El cirujano deberá extraer parte del estribo enfermo, pero dejando la platina de éste soldada como está a la ventana oval. Para ello cortará los dos cartílagos (o ramas) que forman la horqueta del estribo. A continuación viene el trabajo más riesgoso y que requiere del cirujano paciencia, experiencia, pulso perfecto y habilidad de miniaturista. Con una especie de torno microscópico debe perforar la platina de lado a lado.
El orificio practicado tiene un diámetro de décimas de milímetro, y en él se introducirá el extremo de una prótesis de teflón similar a una fina mina de dibujo de cuatro o cinco milímetros de longitud que reemplazará al estribo. El otro extremo de la prótesis va engarzado al yunque, quedando así inmediatamente restablecida la comunicación vibrátil entre el tímpano y el nervio acústico.
La dicha de oír bien
Un solo día de internación, ni un dolor, ni una molestia postoperatoria. Créame, amigo lector, tamaña operación a milímetros del cerebro y no tuve que tomar ni una aspirina.
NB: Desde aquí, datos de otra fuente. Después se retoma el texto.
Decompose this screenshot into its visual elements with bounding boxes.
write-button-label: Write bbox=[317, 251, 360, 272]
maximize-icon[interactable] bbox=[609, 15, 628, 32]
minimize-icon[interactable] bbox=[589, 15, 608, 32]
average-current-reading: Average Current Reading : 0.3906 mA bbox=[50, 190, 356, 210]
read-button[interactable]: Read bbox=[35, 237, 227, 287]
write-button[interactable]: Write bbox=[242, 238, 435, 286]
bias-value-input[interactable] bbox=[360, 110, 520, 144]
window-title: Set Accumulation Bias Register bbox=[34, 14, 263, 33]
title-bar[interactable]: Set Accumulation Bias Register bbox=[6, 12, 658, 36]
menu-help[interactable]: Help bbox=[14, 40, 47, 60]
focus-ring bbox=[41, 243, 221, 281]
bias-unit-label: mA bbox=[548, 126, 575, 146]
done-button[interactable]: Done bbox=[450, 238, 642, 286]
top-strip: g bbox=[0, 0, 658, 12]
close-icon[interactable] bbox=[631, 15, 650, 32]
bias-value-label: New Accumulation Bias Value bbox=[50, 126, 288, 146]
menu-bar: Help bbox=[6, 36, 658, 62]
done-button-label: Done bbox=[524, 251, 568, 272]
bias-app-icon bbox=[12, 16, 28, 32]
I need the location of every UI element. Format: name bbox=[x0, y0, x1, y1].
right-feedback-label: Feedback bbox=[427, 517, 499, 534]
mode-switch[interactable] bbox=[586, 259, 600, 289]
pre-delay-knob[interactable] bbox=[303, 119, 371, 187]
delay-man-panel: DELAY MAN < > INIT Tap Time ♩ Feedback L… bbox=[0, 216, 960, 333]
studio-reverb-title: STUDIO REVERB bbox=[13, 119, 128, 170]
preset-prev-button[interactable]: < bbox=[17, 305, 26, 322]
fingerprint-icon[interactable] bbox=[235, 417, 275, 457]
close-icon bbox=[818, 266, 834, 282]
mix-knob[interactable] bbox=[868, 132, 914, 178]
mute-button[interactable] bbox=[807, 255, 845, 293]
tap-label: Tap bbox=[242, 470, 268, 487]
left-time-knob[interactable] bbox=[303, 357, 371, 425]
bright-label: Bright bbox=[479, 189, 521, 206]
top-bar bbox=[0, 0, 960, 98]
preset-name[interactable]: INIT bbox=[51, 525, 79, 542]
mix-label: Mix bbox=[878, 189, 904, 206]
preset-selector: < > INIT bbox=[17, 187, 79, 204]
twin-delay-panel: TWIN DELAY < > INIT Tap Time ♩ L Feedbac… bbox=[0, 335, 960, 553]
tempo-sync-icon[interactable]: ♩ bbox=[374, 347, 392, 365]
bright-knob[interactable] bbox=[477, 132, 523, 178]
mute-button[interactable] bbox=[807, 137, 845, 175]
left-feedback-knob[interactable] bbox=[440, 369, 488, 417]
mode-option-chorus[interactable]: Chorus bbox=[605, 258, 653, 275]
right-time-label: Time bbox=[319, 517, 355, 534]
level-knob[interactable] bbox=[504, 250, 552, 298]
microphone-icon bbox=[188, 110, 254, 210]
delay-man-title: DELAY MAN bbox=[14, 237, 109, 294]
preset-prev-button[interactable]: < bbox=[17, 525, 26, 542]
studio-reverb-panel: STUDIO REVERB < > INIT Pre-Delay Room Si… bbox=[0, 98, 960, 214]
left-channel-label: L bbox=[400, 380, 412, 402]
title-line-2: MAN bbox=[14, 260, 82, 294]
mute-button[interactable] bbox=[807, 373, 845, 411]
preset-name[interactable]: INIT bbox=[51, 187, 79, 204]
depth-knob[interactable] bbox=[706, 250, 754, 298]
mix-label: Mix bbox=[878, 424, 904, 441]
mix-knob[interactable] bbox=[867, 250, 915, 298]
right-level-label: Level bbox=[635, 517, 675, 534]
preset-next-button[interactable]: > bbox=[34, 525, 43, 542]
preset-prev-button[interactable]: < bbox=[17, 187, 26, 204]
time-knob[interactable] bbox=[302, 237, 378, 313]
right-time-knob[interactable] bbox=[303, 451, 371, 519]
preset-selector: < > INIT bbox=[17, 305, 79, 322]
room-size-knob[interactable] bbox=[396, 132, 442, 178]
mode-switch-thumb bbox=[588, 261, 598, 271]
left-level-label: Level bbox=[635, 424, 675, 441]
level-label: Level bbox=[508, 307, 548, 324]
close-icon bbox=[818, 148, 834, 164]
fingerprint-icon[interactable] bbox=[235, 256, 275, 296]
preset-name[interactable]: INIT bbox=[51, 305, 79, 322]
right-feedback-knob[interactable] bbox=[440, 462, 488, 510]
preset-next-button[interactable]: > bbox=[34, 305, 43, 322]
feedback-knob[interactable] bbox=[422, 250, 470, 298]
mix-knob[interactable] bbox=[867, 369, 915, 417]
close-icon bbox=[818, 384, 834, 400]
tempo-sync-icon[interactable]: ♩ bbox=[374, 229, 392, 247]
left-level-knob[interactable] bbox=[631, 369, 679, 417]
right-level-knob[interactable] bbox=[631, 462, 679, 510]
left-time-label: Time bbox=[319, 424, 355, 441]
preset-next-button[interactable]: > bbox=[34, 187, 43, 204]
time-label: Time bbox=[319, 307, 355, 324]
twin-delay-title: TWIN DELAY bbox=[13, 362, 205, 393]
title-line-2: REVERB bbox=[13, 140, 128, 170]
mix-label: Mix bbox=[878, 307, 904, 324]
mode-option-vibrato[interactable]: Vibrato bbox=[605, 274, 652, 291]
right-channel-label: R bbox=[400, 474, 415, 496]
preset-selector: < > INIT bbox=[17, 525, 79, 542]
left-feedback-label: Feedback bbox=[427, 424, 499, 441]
Cuando al cabo de una semana de recuperación me quitaron el vendaje y el taponamiento del conducto auditivo, todos los sonidos del Universo parecieron estallar en mi cerebro. ¡No podía soportar los ruidos de los motores en la calle, los bocinazos, el parloteo de la gente! Me llevó varios días adaptarme a los decibeles de la ciudad. Pero, ¡qué experiencia tan grata, qué sensación de bienestar!
A las personas que padecen esta enfermedad, resignadas quizás por temor o desconocimiento a la sordera permanente, aisladas de la sociedad y privadas del sublime mundo de la música, les digo que es hermoso volver a escuchar el simple tictac de un reloj pulsera, el sonido de la lluvia, el aleteo de un colibrí, el murmullo del mar o la respiración de la persona amada.
Recuperar la facultad de comunicarse, la percepción binaural de la música sinfónica y la sensualidad indescriptible de oír las voces más débiles de la naturaleza y los sutiles rumores de la vida, es en síntesis retornar desde el silencio al fascinante mundo de los sonidos.